Sunday, November 13, 2011

Doing the preliminary "heavy lifting" of HICP change

HICP/EHIEP teaching and learning come almost effortlessly to some, the naturally kinaesthetic, among others. With good design and sequenced, scaffolded practice,  however, the techniques work for students of any learning style preference. For that reason, the initial introduction to haptic-based learning and to the various pedagogical movement patterns (PMP) involved can be critical in establishing a framework or "felt sense" that both "makes sense" and is physically engaging to the the learner.

Perhaps the best "physical" analog I have found is a Simlog simulator-based training system for heavy equipment operator trainees. Why it is so striking to me is that it "develops muscle memory" (in the terms of the system) in a way that not only makes perfect sense to the trainee but is based on very concrete, measurable and achievable benchmarks, leading to the requisite skill set needed for the particular equipment. In the HICP-EHIEP system there are about 24 distinct PMPs that represent sounds or sound processes in English, all of which could be easily taught in a Simlog-like, virtual-reality system. I love the direct, common sense, explanation of the heavy equipment training language: "But after a while, the "seeing-thinking-doing" gradually becomes "seeing-doing" because your muscles seem to "know" and "remember" just what to do. What you're learning now is speed, i.e. how to perform the task carefully and quickly. That's muscle memory." 

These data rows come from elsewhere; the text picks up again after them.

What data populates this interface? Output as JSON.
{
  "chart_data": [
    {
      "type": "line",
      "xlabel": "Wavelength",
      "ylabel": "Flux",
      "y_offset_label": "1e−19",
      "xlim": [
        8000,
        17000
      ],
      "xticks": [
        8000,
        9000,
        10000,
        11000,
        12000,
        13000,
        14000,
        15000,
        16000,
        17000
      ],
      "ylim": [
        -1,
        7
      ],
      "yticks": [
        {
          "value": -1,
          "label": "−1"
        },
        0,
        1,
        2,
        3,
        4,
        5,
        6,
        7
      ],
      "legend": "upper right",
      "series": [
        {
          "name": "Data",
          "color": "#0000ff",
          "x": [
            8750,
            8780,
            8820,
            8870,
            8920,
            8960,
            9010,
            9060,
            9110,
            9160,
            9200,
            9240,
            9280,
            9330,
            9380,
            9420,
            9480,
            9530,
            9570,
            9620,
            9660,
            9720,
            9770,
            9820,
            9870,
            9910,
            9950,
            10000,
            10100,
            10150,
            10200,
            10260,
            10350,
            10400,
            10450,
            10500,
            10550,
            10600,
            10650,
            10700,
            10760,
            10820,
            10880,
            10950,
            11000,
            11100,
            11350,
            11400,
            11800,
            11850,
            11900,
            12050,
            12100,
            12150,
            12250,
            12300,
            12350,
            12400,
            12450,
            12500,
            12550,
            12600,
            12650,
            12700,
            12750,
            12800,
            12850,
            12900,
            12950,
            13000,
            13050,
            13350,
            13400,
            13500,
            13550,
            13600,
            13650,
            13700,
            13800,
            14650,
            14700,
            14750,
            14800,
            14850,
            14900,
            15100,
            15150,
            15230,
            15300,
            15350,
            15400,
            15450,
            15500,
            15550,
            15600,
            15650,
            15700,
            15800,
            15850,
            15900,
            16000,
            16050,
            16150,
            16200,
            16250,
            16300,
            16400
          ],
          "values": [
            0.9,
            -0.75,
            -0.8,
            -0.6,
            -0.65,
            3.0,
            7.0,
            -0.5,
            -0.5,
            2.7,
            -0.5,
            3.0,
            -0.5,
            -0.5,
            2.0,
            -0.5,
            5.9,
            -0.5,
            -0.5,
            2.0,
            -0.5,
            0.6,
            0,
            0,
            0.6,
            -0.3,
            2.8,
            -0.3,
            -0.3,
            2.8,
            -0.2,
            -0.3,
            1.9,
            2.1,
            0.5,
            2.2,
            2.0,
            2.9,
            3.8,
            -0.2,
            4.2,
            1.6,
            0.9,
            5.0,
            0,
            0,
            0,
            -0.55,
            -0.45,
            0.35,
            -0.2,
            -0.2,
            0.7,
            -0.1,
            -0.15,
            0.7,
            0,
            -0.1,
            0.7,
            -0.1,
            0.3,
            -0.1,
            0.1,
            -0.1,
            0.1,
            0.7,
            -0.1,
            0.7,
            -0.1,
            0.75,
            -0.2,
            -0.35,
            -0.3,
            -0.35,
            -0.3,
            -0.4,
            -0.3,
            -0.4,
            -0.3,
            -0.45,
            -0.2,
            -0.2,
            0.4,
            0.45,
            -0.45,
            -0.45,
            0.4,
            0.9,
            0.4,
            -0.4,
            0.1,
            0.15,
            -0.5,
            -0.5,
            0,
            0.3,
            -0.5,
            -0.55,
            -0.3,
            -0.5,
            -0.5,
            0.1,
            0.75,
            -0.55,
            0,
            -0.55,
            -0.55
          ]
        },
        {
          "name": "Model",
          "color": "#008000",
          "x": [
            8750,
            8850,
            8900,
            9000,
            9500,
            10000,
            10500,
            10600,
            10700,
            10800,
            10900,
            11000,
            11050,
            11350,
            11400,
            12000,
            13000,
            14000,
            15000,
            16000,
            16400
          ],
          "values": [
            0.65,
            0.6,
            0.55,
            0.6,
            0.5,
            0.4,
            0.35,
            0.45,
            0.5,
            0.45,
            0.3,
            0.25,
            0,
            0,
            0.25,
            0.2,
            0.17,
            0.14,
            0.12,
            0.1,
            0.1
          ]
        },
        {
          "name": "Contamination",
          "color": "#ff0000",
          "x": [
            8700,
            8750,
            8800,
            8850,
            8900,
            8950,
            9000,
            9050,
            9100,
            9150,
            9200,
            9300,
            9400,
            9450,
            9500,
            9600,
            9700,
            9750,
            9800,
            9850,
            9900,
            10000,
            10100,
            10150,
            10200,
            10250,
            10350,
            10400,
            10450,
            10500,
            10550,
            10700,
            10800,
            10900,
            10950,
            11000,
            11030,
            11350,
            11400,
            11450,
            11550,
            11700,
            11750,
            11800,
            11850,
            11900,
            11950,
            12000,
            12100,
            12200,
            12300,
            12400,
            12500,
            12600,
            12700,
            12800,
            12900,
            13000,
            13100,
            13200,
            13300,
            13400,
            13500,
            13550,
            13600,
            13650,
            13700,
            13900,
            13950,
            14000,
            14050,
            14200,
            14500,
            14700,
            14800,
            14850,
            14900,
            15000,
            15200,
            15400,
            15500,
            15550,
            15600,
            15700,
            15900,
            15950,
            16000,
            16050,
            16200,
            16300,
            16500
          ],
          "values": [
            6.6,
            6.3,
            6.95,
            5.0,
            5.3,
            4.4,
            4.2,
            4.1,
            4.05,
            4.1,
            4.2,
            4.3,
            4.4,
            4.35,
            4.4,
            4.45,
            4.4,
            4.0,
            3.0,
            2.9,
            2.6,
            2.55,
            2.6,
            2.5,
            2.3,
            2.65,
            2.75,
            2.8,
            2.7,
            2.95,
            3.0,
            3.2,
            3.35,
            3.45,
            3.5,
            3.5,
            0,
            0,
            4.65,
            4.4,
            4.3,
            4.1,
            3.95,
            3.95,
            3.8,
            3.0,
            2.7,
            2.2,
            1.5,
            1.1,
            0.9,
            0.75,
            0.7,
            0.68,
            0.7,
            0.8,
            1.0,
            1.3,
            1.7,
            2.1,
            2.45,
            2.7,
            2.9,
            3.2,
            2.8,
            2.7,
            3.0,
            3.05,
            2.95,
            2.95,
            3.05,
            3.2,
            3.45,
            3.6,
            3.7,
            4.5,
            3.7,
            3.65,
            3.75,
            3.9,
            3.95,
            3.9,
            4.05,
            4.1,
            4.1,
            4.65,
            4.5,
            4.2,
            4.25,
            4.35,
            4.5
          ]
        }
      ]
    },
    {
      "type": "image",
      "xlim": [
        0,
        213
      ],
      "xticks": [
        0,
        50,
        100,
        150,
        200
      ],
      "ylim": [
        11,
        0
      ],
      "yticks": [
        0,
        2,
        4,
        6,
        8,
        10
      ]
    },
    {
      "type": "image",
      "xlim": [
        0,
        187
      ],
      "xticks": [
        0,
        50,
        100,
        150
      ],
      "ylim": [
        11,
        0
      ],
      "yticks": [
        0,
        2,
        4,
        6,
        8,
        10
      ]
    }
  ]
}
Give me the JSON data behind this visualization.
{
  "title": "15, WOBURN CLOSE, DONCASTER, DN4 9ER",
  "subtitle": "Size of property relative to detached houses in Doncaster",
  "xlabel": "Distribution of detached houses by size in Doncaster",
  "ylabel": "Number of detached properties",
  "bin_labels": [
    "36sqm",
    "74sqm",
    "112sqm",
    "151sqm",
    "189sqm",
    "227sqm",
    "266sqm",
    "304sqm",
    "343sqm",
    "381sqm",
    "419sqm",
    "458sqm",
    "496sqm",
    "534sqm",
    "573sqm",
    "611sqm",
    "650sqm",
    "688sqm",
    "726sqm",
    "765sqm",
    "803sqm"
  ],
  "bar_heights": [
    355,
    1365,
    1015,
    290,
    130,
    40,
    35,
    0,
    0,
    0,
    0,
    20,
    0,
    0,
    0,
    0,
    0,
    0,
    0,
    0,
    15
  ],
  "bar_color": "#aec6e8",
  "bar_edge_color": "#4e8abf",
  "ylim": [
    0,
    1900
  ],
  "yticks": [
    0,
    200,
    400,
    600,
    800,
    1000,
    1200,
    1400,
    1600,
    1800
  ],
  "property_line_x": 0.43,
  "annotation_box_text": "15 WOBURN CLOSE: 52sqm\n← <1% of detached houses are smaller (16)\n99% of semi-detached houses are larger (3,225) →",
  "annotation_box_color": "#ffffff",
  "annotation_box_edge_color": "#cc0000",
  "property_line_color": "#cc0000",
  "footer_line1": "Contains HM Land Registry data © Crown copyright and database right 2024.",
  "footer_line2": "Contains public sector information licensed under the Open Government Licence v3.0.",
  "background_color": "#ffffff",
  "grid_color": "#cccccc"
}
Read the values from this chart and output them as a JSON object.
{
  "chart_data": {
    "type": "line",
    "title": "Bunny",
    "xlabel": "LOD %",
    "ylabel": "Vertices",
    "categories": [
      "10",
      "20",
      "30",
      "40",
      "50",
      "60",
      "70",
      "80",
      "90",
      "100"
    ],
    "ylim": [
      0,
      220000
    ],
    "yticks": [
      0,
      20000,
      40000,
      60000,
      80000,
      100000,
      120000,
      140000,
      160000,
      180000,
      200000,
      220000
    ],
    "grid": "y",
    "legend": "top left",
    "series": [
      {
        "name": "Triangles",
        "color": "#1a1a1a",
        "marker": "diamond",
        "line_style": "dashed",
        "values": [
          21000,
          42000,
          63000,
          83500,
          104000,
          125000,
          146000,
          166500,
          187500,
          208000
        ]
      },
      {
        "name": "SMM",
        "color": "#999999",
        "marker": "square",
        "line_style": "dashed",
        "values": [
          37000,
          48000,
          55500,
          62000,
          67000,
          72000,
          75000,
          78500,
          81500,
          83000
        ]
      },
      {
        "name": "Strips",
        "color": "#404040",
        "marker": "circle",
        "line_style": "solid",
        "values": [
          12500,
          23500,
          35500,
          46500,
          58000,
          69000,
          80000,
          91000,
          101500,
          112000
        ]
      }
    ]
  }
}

Now, if I can just figure out which piece of heavy machinery is closest to English  pronunciation and persuade instructors and learners to get up to speed quickly before we begin HICP-EHIEP training in earnest! My favorite is the "hydraulic excavator" simulator. 10 minutes on that every morning before pronunciation work would be the perfect, motivating, haptic warm up, helping even the most kinaesthetically-challenged to learn to "dig it," too!